Appietto : une campagne vaccinale face à la menace du moustique tigre
En Corse-du-Sud, la commune d'Appietto s'inscrit dans un dispositif de vaccination contre les maladies vectorielles, alors que 2025 a été une année record.
Le moustique tigre est implanté en Corse depuis 2007. L'été 2025 a marqué un tournant avec les premiers cas autochtones de chikungunya sur l'île. Une campagne vaccinale cible désormais les personnes les plus exposées.
À Appietto, commune de Corse-du-Sud, une campagne de vaccination contre le chikungunya est en cours. Elle cible les groupes à risque dans les zones où le moustique tigre (Aedes albopictus) est implanté. Le vaccin utilisé, Ixchiq, a été autorisé en France en juin 2024. La vaccination est gratuite pour les personnes concernées, selon les recommandations relayées par Le Monde.
Une île largement colonisée
Le moustique tigre s’est établi en Corse-du-Sud dès 2007. Selon l’ARS Corse, il couvre aujourd’hui plus de 98 % des communes de l’île. En Corse, plus de 40 espèces de moustiques sont recensées, dont 5 à 6 potentiellement vectrices de maladies - chikungunya, dengue, Zika - rappelle la préfecture de Corse-du-Sud.
L’île n’a pas été épargnée en 2025. Dès le 19 juin, deux cas autochtones de chikungunya ont été détectés à Grosseto-Prugna, commune voisine d’Appietto. Le foyer a finalement atteint 14 cas confirmés d’ici août, selon La Provence. C’était la première fois que le virus circulait localement sur l’île cette année-là.

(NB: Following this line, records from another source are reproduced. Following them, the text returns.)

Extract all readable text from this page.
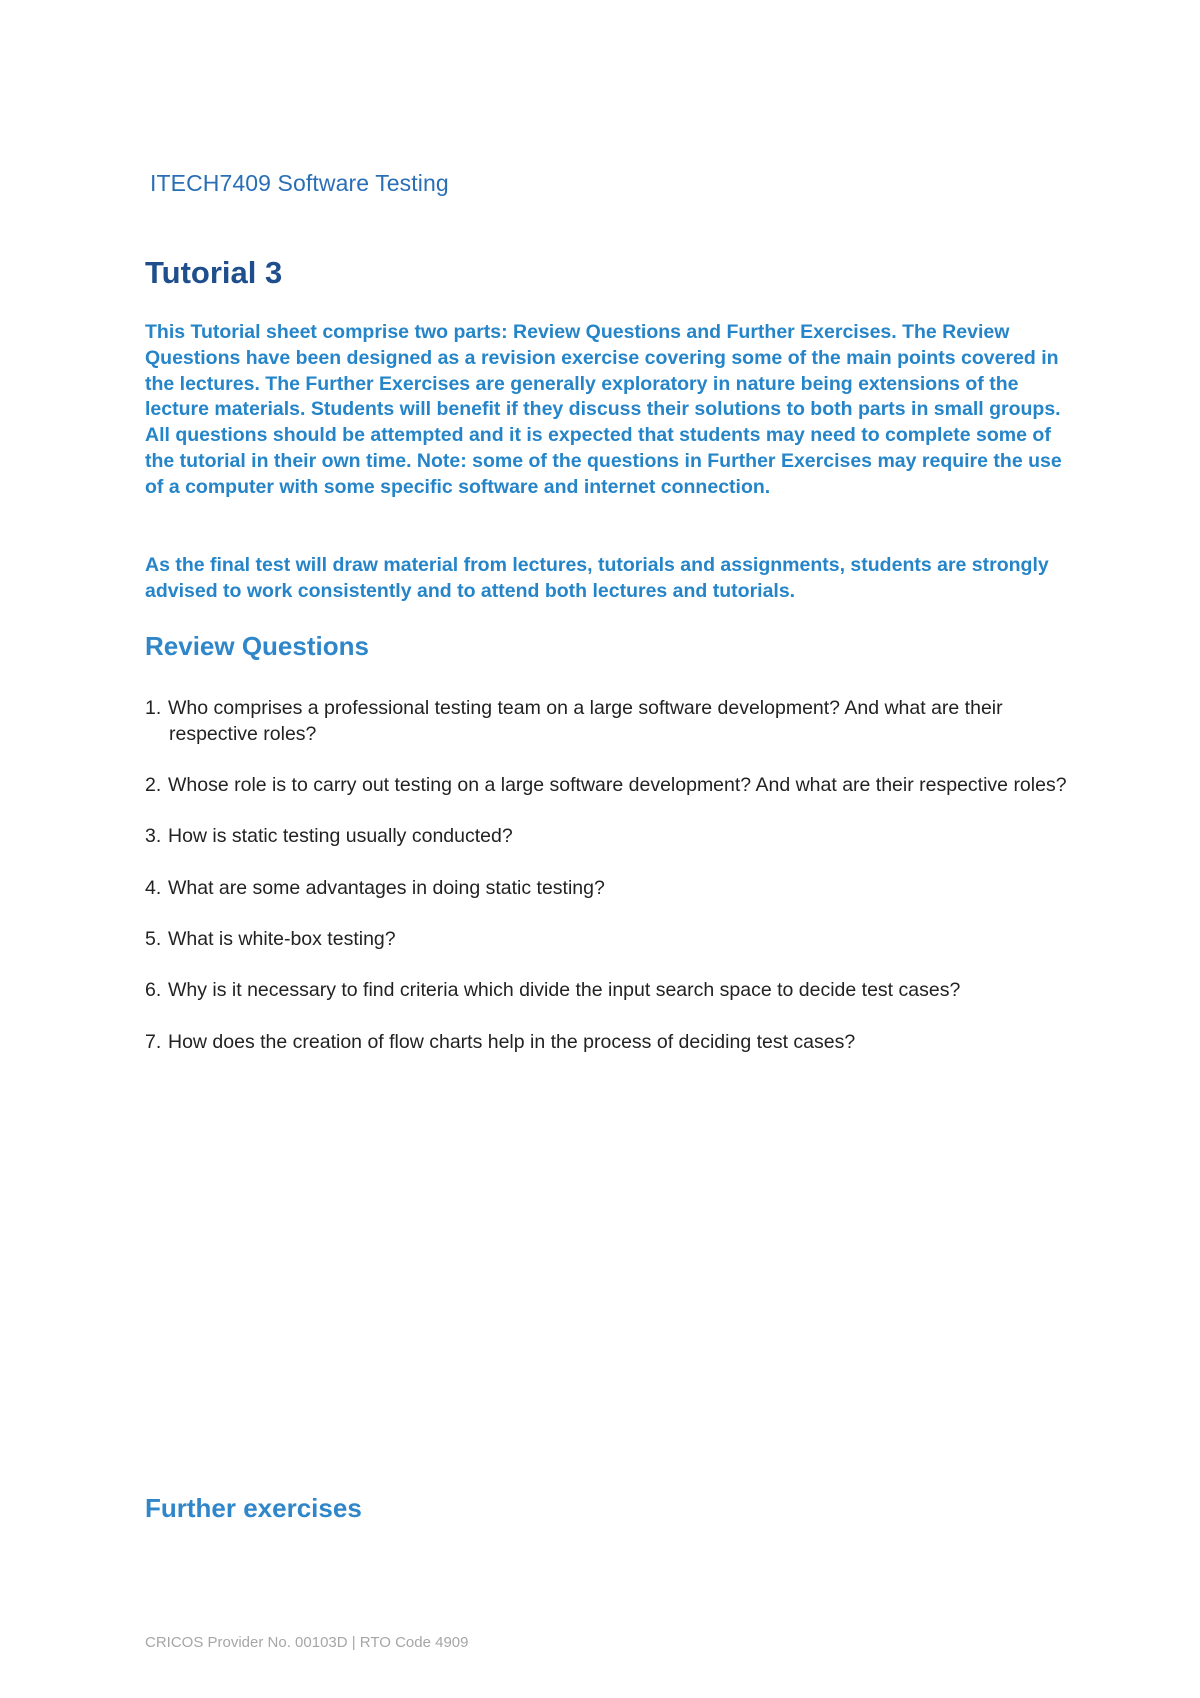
ITECH7409 Software Testing
Tutorial 3

This Tutorial sheet comprise two parts: Review Questions and Further Exercises. The Review Questions have been designed as a revision exercise covering some of the main points covered in the lectures. The Further Exercises are generally exploratory in nature being extensions of the lecture materials. Students will benefit if they discuss their solutions to both parts in small groups. All questions should be attempted and it is expected that students may need to complete some of the tutorial in their own time. Note: some of the questions in Further Exercises may require the use of a computer with some specific software and internet connection.

As the final test will draw material from lectures, tutorials and assignments, students are strongly advised to work consistently and to attend both lectures and tutorials.

Review Questions
1. Who comprises a professional testing team on a large software development? And what are their respective roles?
2. Whose role is to carry out testing on a large software development? And what are their respective roles?
3. How is static testing usually conducted?
4. What are some advantages in doing static testing?
5. What is white-box testing?
6. Why is it necessary to find criteria which divide the input search space to decide test cases?
7. How does the creation of flow charts help in the process of deciding test cases?
Further exercises
CRICOS Provider No. 00103D | RTO Code 4909
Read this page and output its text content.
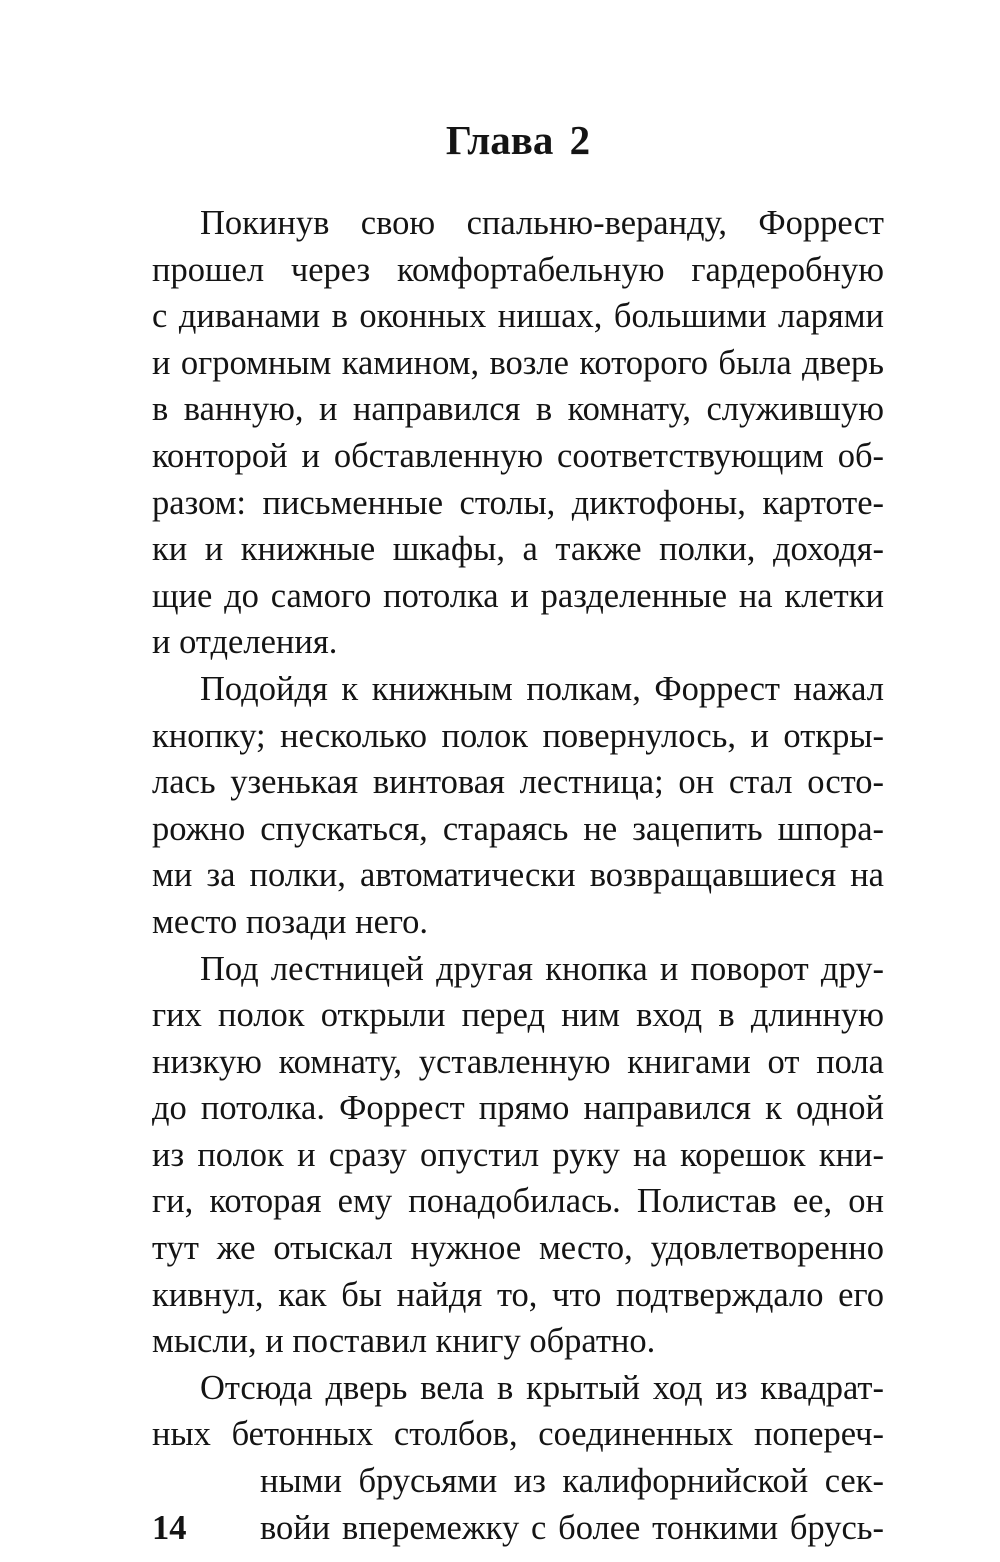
Глава 2
Покинув свою спальню-веранду, Форрест
прошел через комфортабельную гардеробную
с диванами в оконных нишах, большими ларями
и огромным камином, возле которого была дверь
в ванную, и направился в комнату, служившую
конторой и обставленную соответствующим об-
разом: письменные столы, диктофоны, картоте-
ки и книжные шкафы, а также полки, доходя-
щие до самого потолка и разделенные на клетки
и отделения.
Подойдя к книжным полкам, Форрест нажал
кнопку; несколько полок повернулось, и откры-
лась узенькая винтовая лестница; он стал осто-
рожно спускаться, стараясь не зацепить шпора-
ми за полки, автоматически возвращавшиеся на
место позади него.
Под лестницей другая кнопка и поворот дру-
гих полок открыли перед ним вход в длинную
низкую комнату, уставленную книгами от пола
до потолка. Форрест прямо направился к одной
из полок и сразу опустил руку на корешок кни-
ги, которая ему понадобилась. Полистав ее, он
тут же отыскал нужное место, удовлетворенно
кивнул, как бы найдя то, что подтверждало его
мысли, и поставил книгу обратно.
Отсюда дверь вела в крытый ход из квадрат-
ных бетонных столбов, соединенных попереч-
ными брусьями из калифорнийской сек-
14	войи вперемежку с более тонкими брусь-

2025, une saison sans précédent
À l’échelle nationale, le bilan 2025 est inédit. Près de 700 cas autochtones de chikungunya ont été recensés dans l’Hexagone, contre seulement 32 cas cumulés sur toute la période 2010-2024, selon Le Monde. Santé Publique France recense 27 foyers déclarés en 2025, contre 4 foyers sur les quatorze années précédentes.
Le moustique tigre est désormais présent dans 81 départements français, soit 84 % du territoire métropolitain, favorisé par le réchauffement climatique qui allonge sa période d’activité, selon l’ANRS. En Corse, l’alerte est fixée dès avril pour le retour de l’insecte.
L’ARS Corse surveille la situation depuis 2010. En parallèle de la vaccination, les autorités recommandent d’éliminer les eaux stagnantes - soucoupes, gouttières, bidons - qui constituent les principaux sites de ponte. Des opérations de démoustication sont également conduites sur le terrain.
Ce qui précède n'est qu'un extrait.